Unicode even recommends against such invalidation for Arabic. From https://unicode.org/reports/tr53/#Dotted_circles:

“Some rendering engines will insert a dotted circle for what it understands to be an invalid sequence. This is a problem in Arabic script because something that appears invalid may actually be valid text in some lesser known orthography of a minority language or in the Quran. For example, the Microsoft Windows text rendering engine, described in [Microsoft], inserts a dotted circle in combinations of certain Quranic marks that are known to appear with each other in the Quran.

Such spell-checking processes are best implemented at a higher level than a rendering engine. Also, a dotted circle insertion algorithm that displays all canonically equivalent sequences identically is hard to design and the result may be counter-intuitive for its users.”

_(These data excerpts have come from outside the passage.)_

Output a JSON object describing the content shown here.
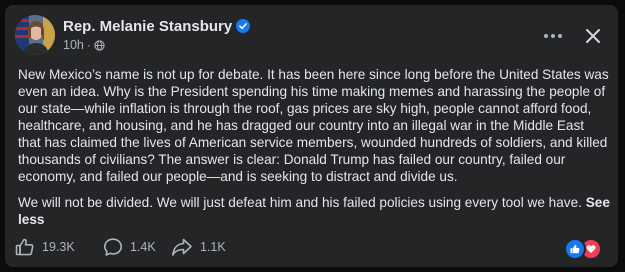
{
  "post": {
    "author": "Rep. Melanie Stansbury",
    "timestamp": "10h",
    "meta_separator": "·",
    "paragraphs": [
      "New Mexico’s name is not up for debate. It has been here since long before the United States was even an idea. Why is the President spending his time making memes and harassing the people of our state—while inflation is through the roof, gas prices are sky high, people cannot afford food, healthcare, and housing, and he has dragged our country into an illegal war in the Middle East that has claimed the lives of American service members, wounded hundreds of soldiers, and killed thousands of civilians? The answer is clear: Donald Trump has failed our country, failed our economy, and failed our people—and is seeking to distract and divide us.",
      "We will not be divided. We will just defeat him and his failed policies using every tool we have."
    ],
    "see_less": "See less"
  },
  "footer": {
    "likes": "19.3K",
    "comments": "1.4K",
    "shares": "1.1K"
  },
  "icons": {
    "verified": "verified-badge-icon",
    "audience": "globe-icon",
    "more": "more-horizontal-icon",
    "close": "close-icon",
    "like": "thumbs-up-icon",
    "comment": "comment-bubble-icon",
    "share": "share-arrow-icon",
    "reaction_like": "like-reaction-icon",
    "reaction_love": "love-reaction-icon"
  },
  "colors": {
    "card_background": "#242526",
    "page_background": "#0b0b0c",
    "text_primary": "#e4e6eb",
    "text_secondary": "#b0b3b8",
    "accent_blue": "#1877f2",
    "love_red": "#f33e58"
  }
}
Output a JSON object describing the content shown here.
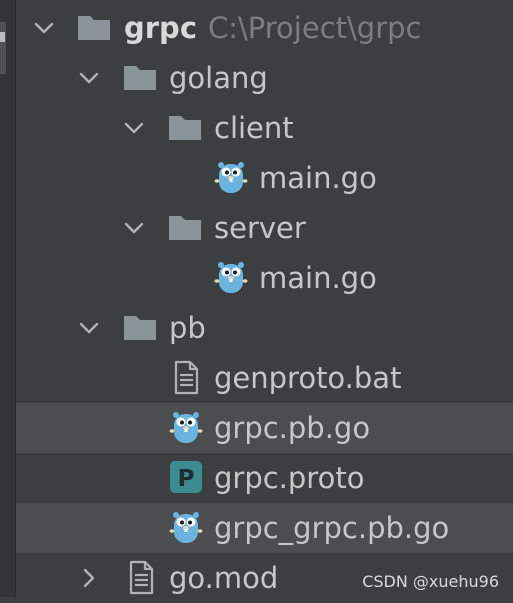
{
  "tree": {
    "root": {
      "label": "grpc",
      "path": "C:\\Project\\grpc",
      "icon": "folder-icon"
    },
    "golang": {
      "label": "golang",
      "icon": "folder-icon"
    },
    "client": {
      "label": "client",
      "icon": "folder-icon"
    },
    "client_main": {
      "label": "main.go",
      "icon": "gopher-icon"
    },
    "server": {
      "label": "server",
      "icon": "folder-icon"
    },
    "server_main": {
      "label": "main.go",
      "icon": "gopher-icon"
    },
    "pb": {
      "label": "pb",
      "icon": "folder-icon"
    },
    "genproto": {
      "label": "genproto.bat",
      "icon": "text-file-icon"
    },
    "grpc_pb_go": {
      "label": "grpc.pb.go",
      "icon": "gopher-icon"
    },
    "grpc_proto": {
      "label": "grpc.proto",
      "icon": "proto-file-icon",
      "badge": "P"
    },
    "grpc_grpc_pb_go": {
      "label": "grpc_grpc.pb.go",
      "icon": "gopher-icon"
    },
    "go_mod": {
      "label": "go.mod",
      "icon": "text-file-icon"
    }
  },
  "watermark": "CSDN @xuehu96",
  "colors": {
    "background": "#3c3f41",
    "row_highlight": "#4b4d4f",
    "text": "#c7c7c7",
    "path_text": "#7b7e81",
    "folder": "#8b9599",
    "gopher": "#6cb4e0",
    "proto_badge": "#3d8a8f"
  }
}
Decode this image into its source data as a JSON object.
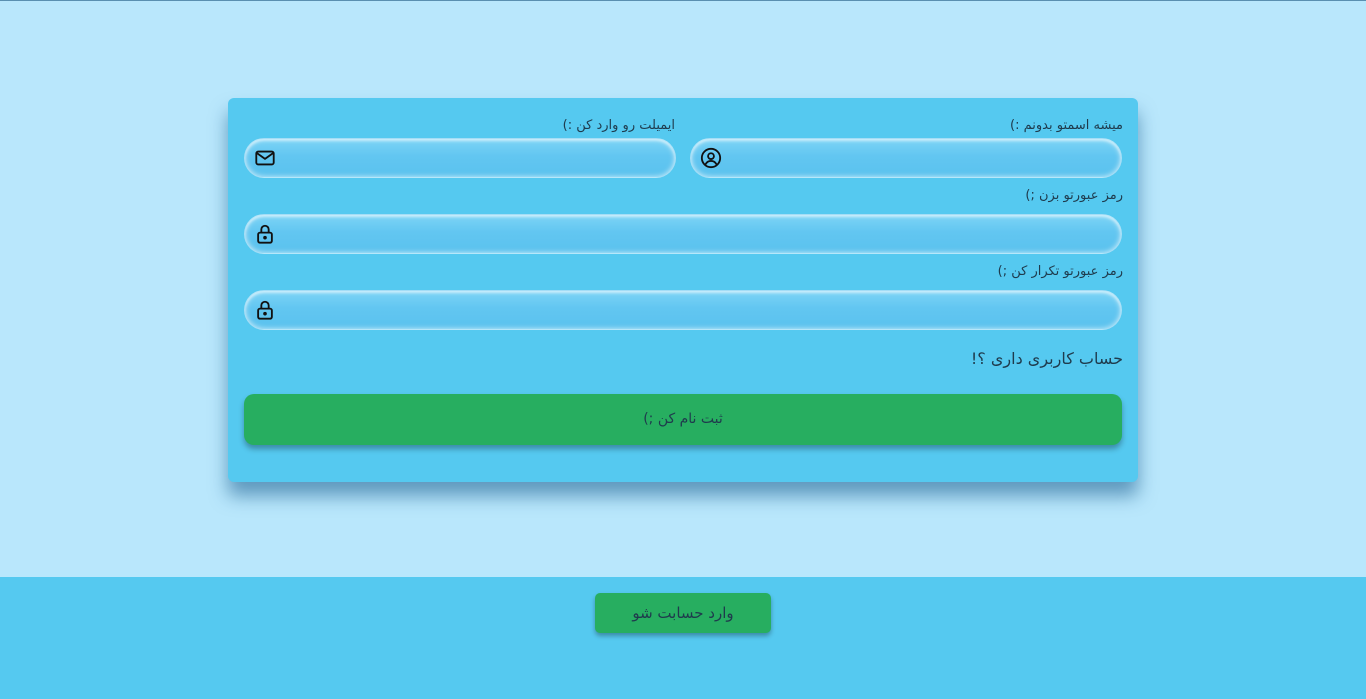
{
  "form": {
    "name_label": "میشه اسمتو بدونم :)",
    "name_value": "",
    "name_icon": "user-circle-icon",
    "email_label": "ایمیلت رو وارد کن :)",
    "email_value": "",
    "email_icon": "envelope-icon",
    "password_label": "رمز عبورتو بزن ;)",
    "password_value": "",
    "password_icon": "lock-icon",
    "confirm_label": "رمز عبورتو تکرار کن ;)",
    "confirm_value": "",
    "confirm_icon": "lock-icon",
    "have_account": "حساب کاربری داری ؟!",
    "submit_label": "ثبت نام کن ;)"
  },
  "footer": {
    "login_label": "وارد حسابت شو"
  },
  "colors": {
    "page_background": "#b9e7fc",
    "card_background": "#55c9f0",
    "button_green": "#27ae60",
    "text_dark": "#1f3b4d"
  }
}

behdad commented 3 years ago

+1

tiroj commented 3 years ago

Indeed. The USE spec is explicit in distinguishing cluster validation from orthographic validation:

The goal of the clustering logic is to enable what is graphically consistent with a given script’s rules, rather than enforcing particular orthographic or linguistic rules. Such considerations should be applied at another layer, such as a spelling checker.

If other shaping engine implementations observed the same distinction, far fewer problems would result for users, especially people working with the vast quantities of non-standard orthographies and pre-modern texts.